我知道我运行的 Tesla K80 并非在其首选的环境中,但我见过普通消费者成功使用该产品,因此我也亲自尝试了一下。https://blog.thomasjungblut.com/random/running-tesla-k80/
我跟着这,使用更新一点的 Ubuntu 版本(Ubuntu 22.04.2 LTS)和来自的驱动程序这里,但显卡内存未分配
/sbin/lspci -d "10de:*" -v -xxx
03:00.0 3D controller: NVIDIA Corporation GK210GL [Tesla K80] (rev a1)
Subsystem: NVIDIA Corporation Device 106c
Flags: fast devsel, IRQ 16
Memory at <unassigned> (64-bit, prefetchable) [disabled]
Memory at <unassigned> (64-bit, prefetchable) [disabled]

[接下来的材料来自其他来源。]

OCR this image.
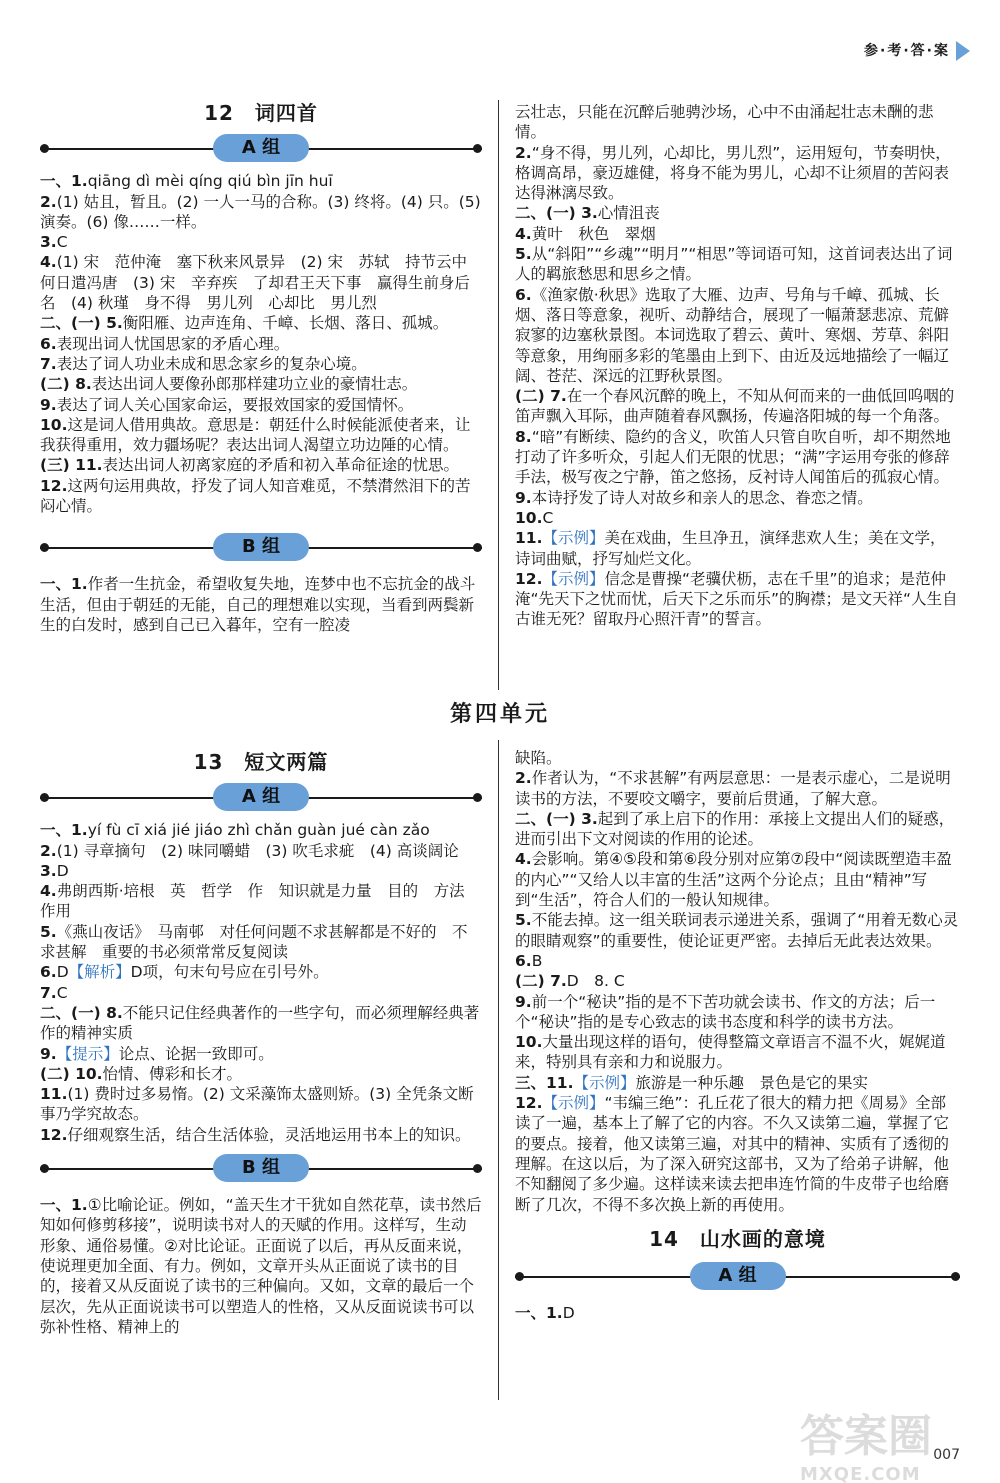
参·考·答·案
12　词四首
A 组

一、1.qiāng dì mèi qíng qiú bìn jīn huī

2.(1) 姑且，暂且。(2) 一人一马的合称。(3) 终将。(4) 只。(5) 演奏。(6) 像……一样。

3.C

4.(1) 宋　范仲淹　塞下秋来风景异　(2) 宋　苏轼　持节云中　何日遣冯唐　(3) 宋　辛弃疾　了却君王天下事　赢得生前身后名　(4) 秋瑾　身不得　男儿列　心却比　男儿烈

二、(一) 5.衡阳雁、边声连角、千嶂、长烟、落日、孤城。

6.表现出词人忧国思家的矛盾心理。

7.表达了词人功业未成和思念家乡的复杂心境。

(二) 8.表达出词人要像孙郎那样建功立业的豪情壮志。

9.表达了词人关心国家命运，要报效国家的爱国情怀。

10.这是词人借用典故。意思是：朝廷什么时候能派使者来，让我获得重用，效力疆场呢？表达出词人渴望立功边陲的心情。

(三) 11.表达出词人初离家庭的矛盾和初入革命征途的忧思。

12.这两句运用典故，抒发了词人知音难觅，不禁潸然泪下的苦闷心情。

B 组

一、1.作者一生抗金，希望收复失地，连梦中也不忘抗金的战斗生活，但由于朝廷的无能，自己的理想难以实现，当看到两鬓新生的白发时，感到自己已入暮年，空有一腔凌

云壮志，只能在沉醉后驰骋沙场，心中不由涌起壮志未酬的悲情。

2.“身不得，男儿列，心却比，男儿烈”，运用短句，节奏明快，格调高昂，豪迈雄健，将身不能为男儿，心却不让须眉的苦闷表达得淋漓尽致。

二、(一) 3.心情沮丧

4.黄叶　秋色　翠烟

5.从“斜阳”“乡魂”“明月”“相思”等词语可知，这首词表达出了词人的羁旅愁思和思乡之情。

6.《渔家傲·秋思》选取了大雁、边声、号角与千嶂、孤城、长烟、落日等意象，视听、动静结合，展现了一幅萧瑟悲凉、荒僻寂寥的边塞秋景图。本词选取了碧云、黄叶、寒烟、芳草、斜阳等意象，用绚丽多彩的笔墨由上到下、由近及远地描绘了一幅辽阔、苍茫、深远的江野秋景图。

(二) 7.在一个春风沉醉的晚上，不知从何而来的一曲低回呜咽的笛声飘入耳际，曲声随着春风飘扬，传遍洛阳城的每一个角落。

8.“暗”有断续、隐约的含义，吹笛人只管自吹自听，却不期然地打动了许多听众，引起人们无限的忧思；“满”字运用夸张的修辞手法，极写夜之宁静，笛之悠扬，反衬诗人闻笛后的孤寂心情。

9.本诗抒发了诗人对故乡和亲人的思念、眷恋之情。

10.C

11.【示例】美在戏曲，生旦净丑，演绎悲欢人生；美在文学，诗词曲赋，抒写灿烂文化。

12.【示例】信念是曹操“老骥伏枥，志在千里”的追求；是范仲淹“先天下之忧而忧，后天下之乐而乐”的胸襟；是文天祥“人生自古谁无死？留取丹心照汗青”的誓言。

第四单元
13　短文两篇
A 组

一、1.yí fù cī xiá jié jiáo zhì chǎn guàn jué càn zǎo

2.(1) 寻章摘句　(2) 味同嚼蜡　(3) 吹毛求疵　(4) 高谈阔论

3.D

4.弗朗西斯·培根　英　哲学　作　知识就是力量　目的　方法　作用

5.《燕山夜话》　马南邨　对任何问题不求甚解都是不好的　不求甚解　重要的书必须常常反复阅读

6.D【解析】D项，句末句号应在引号外。

7.C

二、(一) 8.不能只记住经典著作的一些字句，而必须理解经典著作的精神实质

9.【提示】论点、论据一致即可。

(二) 10.怡情、傅彩和长才。

11.(1) 费时过多易惰。(2) 文采藻饰太盛则矫。(3) 全凭条文断事乃学究故态。

12.仔细观察生活，结合生活体验，灵活地运用书本上的知识。

B 组

一、1.①比喻论证。例如，“盖天生才干犹如自然花草，读书然后知如何修剪移接”，说明读书对人的天赋的作用。这样写，生动形象、通俗易懂。②对比论证。正面说了以后，再从反面来说，使说理更加全面、有力。例如，文章开头从正面说了读书的目的，接着又从反面说了读书的三种偏向。又如，文章的最后一个层次，先从正面说读书可以塑造人的性格，又从反面说读书可以弥补性格、精神上的

缺陷。

2.作者认为，“不求甚解”有两层意思：一是表示虚心，二是说明读书的方法，不要咬文嚼字，要前后贯通，了解大意。

二、(一) 3.起到了承上启下的作用：承接上文提出人们的疑惑，进而引出下文对阅读的作用的论述。

4.会影响。第④⑤段和第⑥段分别对应第⑦段中“阅读既塑造丰盈的内心”“又给人以丰富的生活”这两个分论点；且由“精神”写到“生活”，符合人们的一般认知规律。

5.不能去掉。这一组关联词表示递进关系，强调了“用着无数心灵的眼睛观察”的重要性，使论证更严密。去掉后无此表达效果。

6.B

(二) 7.D　8. C

9.前一个“秘诀”指的是不下苦功就会读书、作文的方法；后一个“秘诀”指的是专心致志的读书态度和科学的读书方法。

10.大量出现这样的语句，使得整篇文章语言不温不火，娓娓道来，特别具有亲和力和说服力。

三、11.【示例】旅游是一种乐趣　景色是它的果实

12.【示例】“韦编三绝”：孔丘花了很大的精力把《周易》全部读了一遍，基本上了解了它的内容。不久又读第二遍，掌握了它的要点。接着，他又读第三遍，对其中的精神、实质有了透彻的理解。在这以后，为了深入研究这部书，又为了给弟子讲解，他不知翻阅了多少遍。这样读来读去把串连竹简的牛皮带子也给磨断了几次，不得不多次换上新的再使用。

14　山水画的意境
A 组

一、1.D

答案圈
MXQE.COM
007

Capabilities: [60] Power Management version 3
Capabilities: [68] MSI: Enable- Count=1/1 Maskable- 64bit+
Capabilities: [78] Express Endpoint, MSI 00
Capabilities: [100] Virtual Channel
Capabilities: [128] Power Budgeting <?>
Capabilities: [420] Advanced Error Reporting
Capabilities: [600] Vendor Specific Information: ID=0001 Rev=1 Len=024 <?>
Capabilities: [900] #19
Kernel modules: nouveau, nvidia_drm, nvidia
我认为这是在夺走记忆
[ 0.193803] pnp 00:00: disabling [mem 0xfed40000-0xfed44fff] because it overlaps 0000:03:00.0 BAR 1 [mem 0x00000000-0x3ffffffff 64bit pref]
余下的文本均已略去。